Das Ruhrgebiet Anfang des 20. Jahrhunderts: Zechen, Stahlwerke und Siedlungen expandieren. Mensch und Maschinen bedienen sich alle an Emscher und Ruhr, pumpen Wasser ab und leiten es größtenteils ungeklärt wieder zurück. Die Folge: Die Flüsse sind trübe, braun-schwarze Kloaken. "Das Wasser riecht nach Blausäure und nach Phenolverbindungen, es enthält keine Spur von Sauerstoff", heißt es in einem Gutachten von 1911. Wiederholt führt verseuchtes Wasser zu Typhusepidemien mit vielen Toten.
Emscher-Brunnen bringt internationale Anerkennung
Zum Retter der Flüsse in Not wird der junge Ingenieur Karl Imhoff, der 1906 ins Ruhrgebiet kommt. Geboren wurde er 30 Jahre zuvor, am 7. April 1876 in Mannheim als Sohn eines Kaufmanns. Zunächst nimmt sich Imhoff der schlimmsten Brühe im Revier an - der Emscher. Studiert in Karlsruhe und promoviert in Berlin gilt Imhoff bereits als Abwasserexperte. Er weiß: "Es ist falsch zu glauben, man könne reines unberührtes Wasser irgendwoher beziehen und das Abwasser irgendwohin leiten, wo es nie mehr mit Menschen in Berührung kommt."
An der Emscher baut Imhoff zunächst Kläranlagen. Um Abwasser von Schlammteilchen und anderen schweren Schmutzstoffen zu befreien, erfindet der Ingenieur den Emscher-Brunnen. In verschiedenen Becken wird Wasser nicht nur sauber, sondern auch der Klärschlamm gesammelt, ausgefault und so von Gestank befreit. Mit diesem Patent macht sich Imhoff weltweit einen Namen - im Ausland heißt die Konstruktion Imhoff-Tank. Zudem fasst er sein Wissen im "Taschenbuch der Stadtentwässerung" zusammen, das direkt zum Standardwerk für Abwasseringenieure wird.
Der Stausee als Kläranlage
Im Auftrag des Regierungspräsidenten in Arnsberg entwirft Imhoff schließlich einen "Plan zur Reinhaltung der Ruhr". Nach dieser Vorlage wird 1913 der Ruhrverband als Genossenschaft gegründet. Alle, die die Ruhr nutzen, müssen Mitglied werden und zahlen: Städte, Wasserwerke und die Industrie. Karl Imhoff wird Geschäftsführer. Er gilt als pragmatischer Experte mit Blick für das Wesentliche. Als es nach dem Ersten Weltkrieg kein Geld für biologische Abwasserreinigungen gibt, baut der Ingenieur Stauseen als gigantische Kläranlagen. Die Idee dahinter: Wird die Ruhr aufgestaut, vergrößert sich die Oberfläche. Ins Wasser kommt so mehr Sauerstoff, so können die Bakterien im Flusswasser Fäkalien und Schmutz besser abbauen.

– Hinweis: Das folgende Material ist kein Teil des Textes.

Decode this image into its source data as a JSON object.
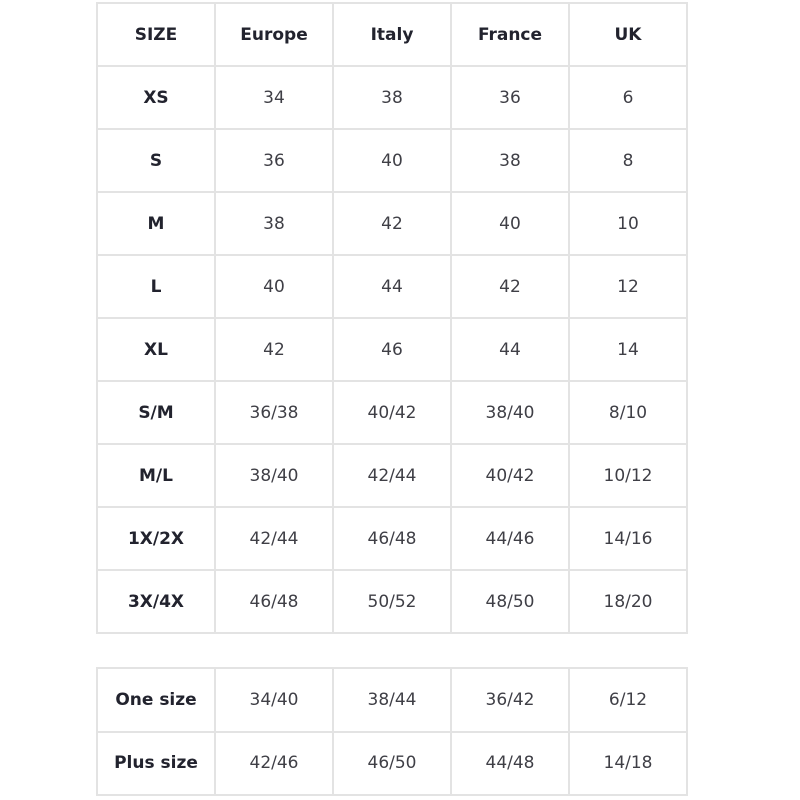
{
  "size_table": {
    "headers": [
      "SIZE",
      "Europe",
      "Italy",
      "France",
      "UK"
    ],
    "rows": [
      [
        "XS",
        "34",
        "38",
        "36",
        "6"
      ],
      [
        "S",
        "36",
        "40",
        "38",
        "8"
      ],
      [
        "M",
        "38",
        "42",
        "40",
        "10"
      ],
      [
        "L",
        "40",
        "44",
        "42",
        "12"
      ],
      [
        "XL",
        "42",
        "46",
        "44",
        "14"
      ],
      [
        "S/M",
        "36/38",
        "40/42",
        "38/40",
        "8/10"
      ],
      [
        "M/L",
        "38/40",
        "42/44",
        "40/42",
        "10/12"
      ],
      [
        "1X/2X",
        "42/44",
        "46/48",
        "44/46",
        "14/16"
      ],
      [
        "3X/4X",
        "46/48",
        "50/52",
        "48/50",
        "18/20"
      ]
    ]
  },
  "one_size_table": {
    "rows": [
      [
        "One size",
        "34/40",
        "38/44",
        "36/42",
        "6/12"
      ],
      [
        "Plus size",
        "42/46",
        "46/50",
        "44/48",
        "14/18"
      ]
    ]
  }
}
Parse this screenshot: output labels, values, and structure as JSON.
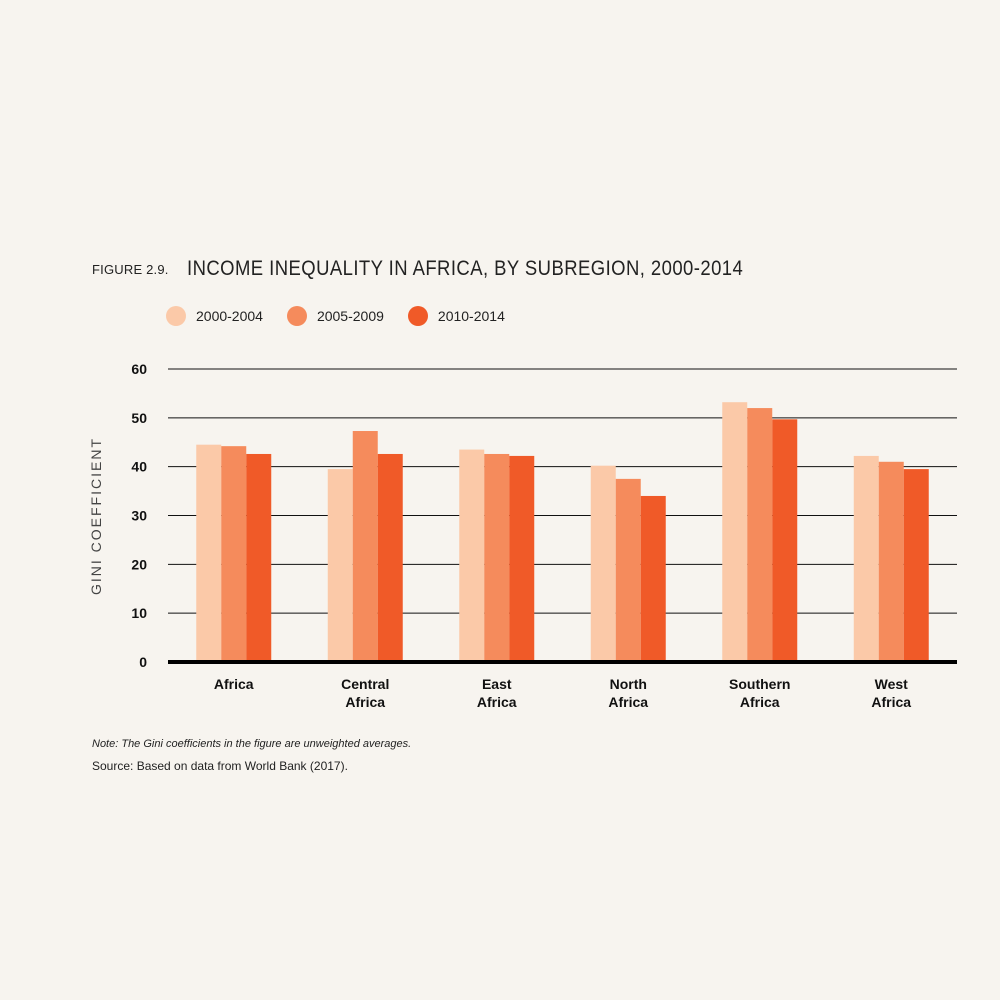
{
  "figure": {
    "label": "FIGURE 2.9.",
    "title": "INCOME INEQUALITY IN AFRICA, BY SUBREGION, 2000-2014"
  },
  "note": "Note: The Gini coefficients in the figure are unweighted averages.",
  "source": "Source: Based on data from World Bank (2017).",
  "chart_data": {
    "type": "bar",
    "ylabel": "GINI COEFFICIENT",
    "xlabel": "",
    "ylim": [
      0,
      60
    ],
    "yticks": [
      0,
      10,
      20,
      30,
      40,
      50,
      60
    ],
    "grid": true,
    "legend_position": "top-left",
    "categories": [
      [
        "Africa"
      ],
      [
        "Central",
        "Africa"
      ],
      [
        "East",
        "Africa"
      ],
      [
        "North",
        "Africa"
      ],
      [
        "Southern",
        "Africa"
      ],
      [
        "West",
        "Africa"
      ]
    ],
    "series": [
      {
        "name": "2000-2004",
        "color": "#fbc9a8",
        "values": [
          44.5,
          39.5,
          43.5,
          40.2,
          53.2,
          42.2
        ]
      },
      {
        "name": "2005-2009",
        "color": "#f58b5c",
        "values": [
          44.2,
          47.3,
          42.6,
          37.5,
          52.0,
          41.0
        ]
      },
      {
        "name": "2010-2014",
        "color": "#f05a28",
        "values": [
          42.6,
          42.6,
          42.2,
          34.0,
          49.7,
          39.5
        ]
      }
    ]
  }
}
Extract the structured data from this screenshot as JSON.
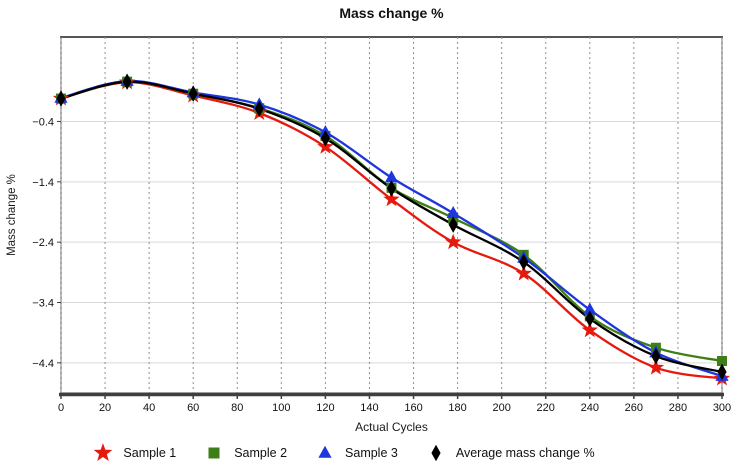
{
  "chart_data": {
    "type": "line",
    "title": "Mass change %",
    "xlabel": "Actual Cycles",
    "ylabel": "Mass change %",
    "x": [
      0,
      30,
      60,
      90,
      120,
      150,
      178,
      210,
      240,
      270,
      300
    ],
    "series": [
      {
        "name": "Sample 1",
        "marker": "star",
        "color": "#e41a0f",
        "values": [
          -0.02,
          0.25,
          0.03,
          -0.26,
          -0.82,
          -1.69,
          -2.4,
          -2.92,
          -3.86,
          -4.48,
          -4.66
        ]
      },
      {
        "name": "Sample 2",
        "marker": "square",
        "color": "#3e7e16",
        "values": [
          -0.02,
          0.26,
          0.06,
          -0.18,
          -0.64,
          -1.5,
          -2.0,
          -2.61,
          -3.63,
          -4.15,
          -4.37
        ]
      },
      {
        "name": "Sample 3",
        "marker": "triangle",
        "color": "#1f35dd",
        "values": [
          -0.01,
          0.27,
          0.08,
          -0.12,
          -0.58,
          -1.33,
          -1.92,
          -2.66,
          -3.52,
          -4.23,
          -4.62
        ]
      },
      {
        "name": "Average mass change %",
        "marker": "diamond",
        "color": "#000000",
        "values": [
          -0.02,
          0.26,
          0.06,
          -0.19,
          -0.68,
          -1.51,
          -2.11,
          -2.73,
          -3.67,
          -4.29,
          -4.55
        ]
      }
    ],
    "xlim": [
      0,
      300
    ],
    "ylim": [
      -4.9,
      1.0
    ],
    "x_ticks": [
      0,
      20,
      40,
      60,
      80,
      100,
      120,
      140,
      160,
      180,
      200,
      220,
      240,
      260,
      280,
      300
    ],
    "y_ticks": [
      -0.4,
      -1.4,
      -2.4,
      -3.4,
      -4.4
    ],
    "grid": {
      "vertical": "dashed",
      "horizontal": "solid"
    },
    "legend_position": "bottom"
  },
  "colors": {
    "grid_vertical": "#8f8f8f",
    "grid_horizontal": "#d9d9d9",
    "frame": "#bdbdbd",
    "frame_top": "#555555",
    "axis": "#3f3f3f",
    "tick_text": "#111111",
    "background": "#ffffff"
  }
}
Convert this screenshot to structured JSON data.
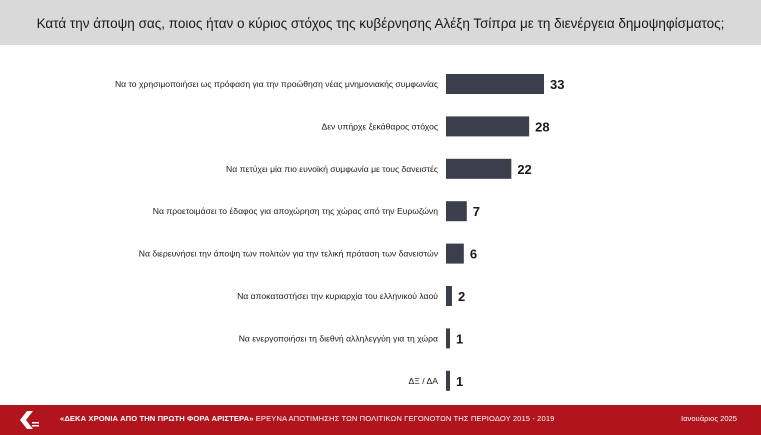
{
  "title": "Κατά την άποψη σας, ποιος ήταν ο κύριος στόχος της κυβέρνησης Αλέξη Τσίπρα με τη διενέργεια δημοψηφίσματος;",
  "chart_data": {
    "type": "bar",
    "orientation": "horizontal",
    "categories": [
      "Να το χρησιμοποιήσει ως πρόφαση για την προώθηση νέας μνημονιακής συμφωνίας",
      "Δεν υπήρχε ξεκάθαρος στόχος",
      "Να πετύχει μία πιο ευνοϊκή συμφωνία με τους δανειστές",
      "Να προετοιμάσει το έδαφος για αποχώρηση της χώρας από την Ευρωζώνη",
      "Να διερευνήσει την άποψη των πολιτών για την τελική πρόταση των δανειστών",
      "Να αποκαταστήσει την κυριαρχία του ελληνικού λαού",
      "Να ενεργοποιήσει τη διεθνή αλληλεγγύη για τη χώρα",
      "ΔΞ / ΔΑ"
    ],
    "values": [
      33,
      28,
      22,
      7,
      6,
      2,
      1,
      1
    ],
    "bar_color": "#3a3f4b",
    "xlim": [
      0,
      33
    ],
    "grid": false,
    "legend": "none"
  },
  "footer": {
    "headline": "«ΔΕΚΑ ΧΡΟΝΙΑ ΑΠΟ ΤΗΝ ΠΡΩΤΗ ΦΟΡΑ ΑΡΙΣΤΕΡΑ»",
    "subtitle": "ΕΡΕΥΝΑ ΑΠΟΤΙΜΗΣΗΣ ΤΩΝ ΠΟΛΙΤΙΚΩΝ ΓΕΓΟΝΟΤΩΝ ΤΗΣ ΠΕΡΙΟΔΟΥ 2015 - 2019",
    "date": "Ιανουάριος 2025",
    "background_color": "#b0141c"
  }
}
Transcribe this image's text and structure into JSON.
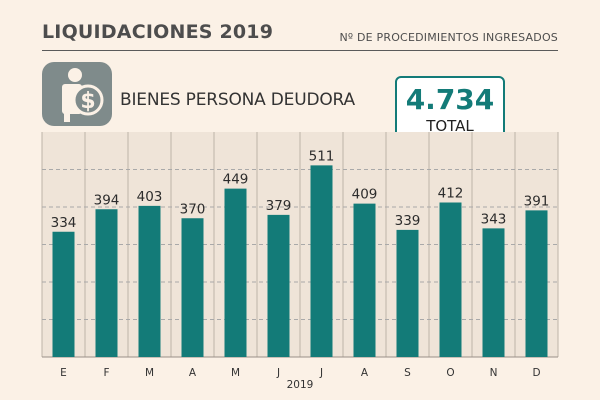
{
  "header": {
    "title": "LIQUIDACIONES 2019",
    "subtitle": "Nº DE PROCEDIMIENTOS INGRESADOS"
  },
  "category": {
    "label": "BIENES PERSONA DEUDORA",
    "icon": "person-dollar-icon"
  },
  "total": {
    "value": "4.734",
    "label": "TOTAL"
  },
  "colors": {
    "accent": "#137b78",
    "background": "#fbf1e6",
    "badge": "#7f8b8b"
  },
  "chart_data": {
    "type": "bar",
    "title": "LIQUIDACIONES 2019",
    "subtitle": "Nº DE PROCEDIMIENTOS INGRESADOS",
    "series_name": "BIENES PERSONA DEUDORA",
    "categories": [
      "E",
      "F",
      "M",
      "A",
      "M",
      "J",
      "J",
      "A",
      "S",
      "O",
      "N",
      "D"
    ],
    "values": [
      334,
      394,
      403,
      370,
      449,
      379,
      511,
      409,
      339,
      412,
      343,
      391
    ],
    "value_labels": [
      "334",
      "394",
      "403",
      "370",
      "449",
      "379",
      "511",
      "409",
      "339",
      "412",
      "343",
      "391"
    ],
    "xlabel": "2019",
    "ylabel": "",
    "ylim": [
      0,
      600
    ],
    "grid": true,
    "total": "4.734"
  }
}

"Und so hat er eben zuerst den Hengsteysee gebaut und dann den Hakortsee und den Baldeneysee", sagt sein Sohn Klaus Imhoff, der die Arbeit seines Vaters beim Ruhrverband weitergeführt hat. Besonders stolz sei sein Vater auf den Baldeneysee gewesen. "Er war hier in Essen in seiner Heimatstadt auch ein großer Erfolg bei der Bevölkerung", sagt Imhoff junior. Ein Jahr nach dessen Fertigstellung muss der Vater den Ruhrverband verlassen. Die Nationalsozialisten setzen den Sozialdemokraten 1934 als Geschäftsführer ab.
Fachbuch in 20 Sprachen
Fortan arbeitet Imhoff als Berater, verbringt die Kriegsjahre in Süddeutschland und nimmt nach dem Zweiten Weltkrieg die abgerissenen Verbindungen zur Fachwelt des Auslands wieder auf. "Ich lese alle Fachzeitschriften in Englisch und Deutsch", sagt Imhoff, der zudem viel reist, um sich Entwicklungen in anderen Ländern anzuschauen. Das Wichtigste notiert er sofort in seinem "Taschenbuch der Stadtentwässerung", das seit 1907 in immer neuen Auflagen erscheint und in 20 Sprachen übersetzt wird. Nachdem er die 21. Auflage noch einmal überarbeitet hat, stirbt Karl Imhoff am 28. September 1965, ausgezeichnet mit drei Ehrendoktorwürden und dem Bundesverdienstkreuz.